Alanic, le garçon vacher
ALANIC LE GARÇON VACHER SCRIGNAC
(Alanic ar paotr-saout)
Alanic avait perdu sa mère tout petit et son père s’était vite remarié. Sa nouvelle femme s'appelait de son vrai nom Catou Kerriadec; mais dans le pays on ne connaissait guère que son surnom: "La vipère de Kérantour ''
Tout le monde la détestait, sauf son mari qu'elle menait par le bout du nez, et Monsieur le Recteur qui lui aurait donné le bon Dieu sans confession. Ce monstre fit d'Alanic son souffre-douleur.
Le pauvre petit ! Il mangeait plus souvent des taloches que du fard de « blé blanc », plus souvent de coups de pieds que de galettes de « blé noir »! Ses petits bras étaient tatoués de bleus. Et il fallait voir comment il était habillé! Il faisait pitié, le pauvret, avec son pantalon, un pantalon trop petit qui s’arrêtait à ses genoux et était mille fois rapiécé. Pensez donc ! C'était son premier pantalon et Alanic la portait depuis quatre ans déjà! Ce qui lui servait de paletot était à l'avenant… Et les coudes maigres, maigres du pauvre Alanic avaient percé les manches trop étroites.
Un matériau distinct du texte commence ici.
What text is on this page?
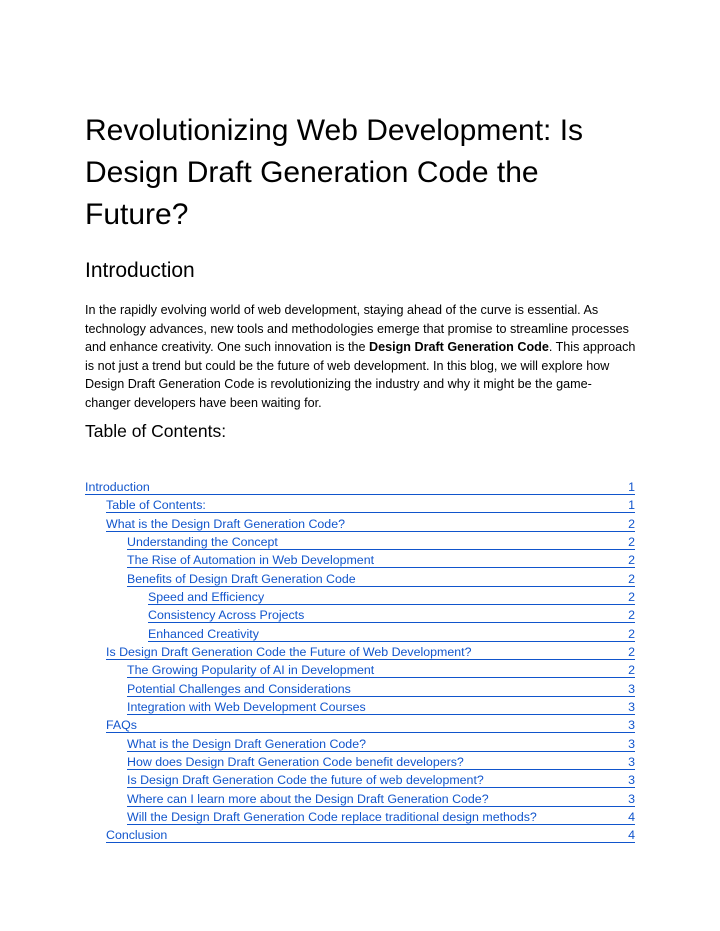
Revolutionizing Web Development: Is Design Draft Generation Code the Future?
Introduction

In the rapidly evolving world of web development, staying ahead of the curve is essential. As technology advances, new tools and methodologies emerge that promise to streamline processes and enhance creativity. One such innovation is the Design Draft Generation Code. This approach is not just a trend but could be the future of web development. In this blog, we will explore how Design Draft Generation Code is revolutionizing the industry and why it might be the game-changer developers have been waiting for.

Table of Contents:
Introduction	1
Table of Contents:	1
What is the Design Draft Generation Code?	2
Understanding the Concept	2
The Rise of Automation in Web Development	2
Benefits of Design Draft Generation Code	2
Speed and Efficiency	2
Consistency Across Projects	2
Enhanced Creativity	2
Is Design Draft Generation Code the Future of Web Development?	2
The Growing Popularity of AI in Development	2
Potential Challenges and Considerations	3
Integration with Web Development Courses	3
FAQs	3
What is the Design Draft Generation Code?	3
How does Design Draft Generation Code benefit developers?	3
Is Design Draft Generation Code the future of web development?	3
Where can I learn more about the Design Draft Generation Code?	3
Will the Design Draft Generation Code replace traditional design methods?	4
Conclusion	4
Alanic portait aussi une chemise. Catou la lui changeait tous les mois. Mais Alanic voyait avec terreur approcher ce qu’il appelait « le jour de la chemise ».
Ce jour-là, il lui fallait subir l'humeur acariâtre et les perfides bourrades de sa belle-mère qui maugréait:
-« Faut-il être sale, tout de même, faut-il être sale pour être forcé de changer si souvent de chemise! »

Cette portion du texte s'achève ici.